The U.S. House last week passed a $10.8 billion stop-gap measure to extend transportation funding through May 2015.
While approval of the bill is a welcome move to avert the Aug. 1 date when federal transportation funding to the states would see an average cut of 28 percent, the House’s action is just the latest in a long series of short-term measures that have done little to alleviate a long-term problem.
The House bill is expected to be put to a vote this week in the U.S. Senate, where Democrats complain about the House’s decision to put off a broader, long-term transportation bill until the next Congress meets.
Congress has had to repeatedly approve stop-gap fixes to keep the Highway Trust Fund solvent for many years because revenue from the federal 18.4-cent-a-gallon gasoline and 24.4-cent-a-gallon diesel tax hasn’t kept pace with increases in transportation construction, maintenance and other costs since they were last raised in 1993.

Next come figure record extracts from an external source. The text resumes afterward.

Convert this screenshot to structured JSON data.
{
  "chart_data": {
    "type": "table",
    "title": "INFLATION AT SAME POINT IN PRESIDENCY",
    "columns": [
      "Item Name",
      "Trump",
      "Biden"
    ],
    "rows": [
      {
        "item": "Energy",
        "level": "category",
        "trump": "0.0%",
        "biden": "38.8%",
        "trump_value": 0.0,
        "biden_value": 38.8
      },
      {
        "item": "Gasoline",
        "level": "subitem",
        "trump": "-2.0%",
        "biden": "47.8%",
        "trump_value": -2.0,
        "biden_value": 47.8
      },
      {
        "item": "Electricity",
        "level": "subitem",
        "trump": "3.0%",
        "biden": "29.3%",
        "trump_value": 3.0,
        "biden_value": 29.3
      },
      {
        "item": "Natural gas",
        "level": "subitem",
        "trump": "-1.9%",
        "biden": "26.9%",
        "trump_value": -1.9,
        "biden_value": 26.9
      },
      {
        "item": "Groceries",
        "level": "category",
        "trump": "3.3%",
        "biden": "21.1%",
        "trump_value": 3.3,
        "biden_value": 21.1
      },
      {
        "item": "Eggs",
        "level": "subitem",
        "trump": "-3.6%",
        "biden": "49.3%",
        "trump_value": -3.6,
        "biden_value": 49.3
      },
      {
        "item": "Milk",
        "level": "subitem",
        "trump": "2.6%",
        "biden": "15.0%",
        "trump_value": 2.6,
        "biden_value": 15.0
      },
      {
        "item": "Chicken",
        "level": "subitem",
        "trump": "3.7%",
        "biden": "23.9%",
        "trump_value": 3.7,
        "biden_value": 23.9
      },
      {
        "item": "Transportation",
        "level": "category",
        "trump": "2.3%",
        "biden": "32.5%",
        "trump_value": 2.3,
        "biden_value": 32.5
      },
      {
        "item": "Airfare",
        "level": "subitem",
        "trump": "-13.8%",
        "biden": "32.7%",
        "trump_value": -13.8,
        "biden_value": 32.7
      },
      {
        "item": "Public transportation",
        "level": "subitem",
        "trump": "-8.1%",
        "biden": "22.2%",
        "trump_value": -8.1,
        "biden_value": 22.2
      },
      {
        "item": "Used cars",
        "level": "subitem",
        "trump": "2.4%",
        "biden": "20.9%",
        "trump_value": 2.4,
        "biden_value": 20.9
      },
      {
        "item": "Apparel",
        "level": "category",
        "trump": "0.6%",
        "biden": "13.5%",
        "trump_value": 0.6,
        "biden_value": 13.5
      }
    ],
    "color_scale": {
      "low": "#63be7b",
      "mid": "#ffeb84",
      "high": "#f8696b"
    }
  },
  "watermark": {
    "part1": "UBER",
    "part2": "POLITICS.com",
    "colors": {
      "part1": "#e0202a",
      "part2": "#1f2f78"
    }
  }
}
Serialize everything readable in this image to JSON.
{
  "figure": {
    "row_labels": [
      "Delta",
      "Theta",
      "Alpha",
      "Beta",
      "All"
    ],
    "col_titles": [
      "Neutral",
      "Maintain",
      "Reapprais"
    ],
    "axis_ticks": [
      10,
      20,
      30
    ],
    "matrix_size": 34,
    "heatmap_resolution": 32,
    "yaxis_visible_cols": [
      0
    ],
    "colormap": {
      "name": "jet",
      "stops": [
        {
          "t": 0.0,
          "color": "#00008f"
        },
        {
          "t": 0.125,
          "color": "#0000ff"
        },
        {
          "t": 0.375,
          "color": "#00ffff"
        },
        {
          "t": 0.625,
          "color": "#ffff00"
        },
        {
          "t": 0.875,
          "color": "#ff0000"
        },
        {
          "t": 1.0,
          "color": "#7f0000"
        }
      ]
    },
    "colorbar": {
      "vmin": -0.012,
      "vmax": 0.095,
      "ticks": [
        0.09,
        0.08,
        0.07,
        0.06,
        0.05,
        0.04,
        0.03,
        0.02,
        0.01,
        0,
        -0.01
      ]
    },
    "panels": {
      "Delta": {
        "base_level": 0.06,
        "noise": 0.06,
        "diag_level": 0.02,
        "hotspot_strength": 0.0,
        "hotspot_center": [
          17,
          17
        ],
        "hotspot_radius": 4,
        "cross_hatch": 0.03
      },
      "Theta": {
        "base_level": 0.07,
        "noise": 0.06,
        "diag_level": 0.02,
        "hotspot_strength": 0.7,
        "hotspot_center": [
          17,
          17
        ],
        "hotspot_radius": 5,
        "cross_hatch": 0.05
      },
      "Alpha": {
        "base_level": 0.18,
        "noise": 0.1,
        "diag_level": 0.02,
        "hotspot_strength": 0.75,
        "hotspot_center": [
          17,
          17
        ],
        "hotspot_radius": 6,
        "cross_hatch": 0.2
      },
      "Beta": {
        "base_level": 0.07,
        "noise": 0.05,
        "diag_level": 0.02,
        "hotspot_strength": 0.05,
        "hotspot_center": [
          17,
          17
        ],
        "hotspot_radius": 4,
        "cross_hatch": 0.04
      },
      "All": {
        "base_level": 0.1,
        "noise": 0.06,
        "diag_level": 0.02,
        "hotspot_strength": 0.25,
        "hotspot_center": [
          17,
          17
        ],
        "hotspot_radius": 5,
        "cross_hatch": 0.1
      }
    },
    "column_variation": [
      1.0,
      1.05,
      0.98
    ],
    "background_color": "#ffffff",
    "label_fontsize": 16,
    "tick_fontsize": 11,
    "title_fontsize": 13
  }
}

A rare bipartisan Senate bill, sponsored by U.S. Sens. Bob Corker, R-Tenn., and Chris Murphy, D-Conn., proposes a 12-cent increase in the federal gas tax to be phased in over two years after which the tax will be indexed to inflation. But members of Congress from both parties have shown little appetite for raising taxes of any kind – especially in an election year – and like similar previous proposals, the Corker-Murphy bill is expected to go nowhere.
And House Republicans, mindful of the very good chance their party has to take control of the Senate in this year’s elections, have no desire to forge a bipartisan solution to the ongoing funding problems that plague the Highway Trust Fund with their Democratic colleagues in the Senate.
And so the problem will once again have to be faced later down the road.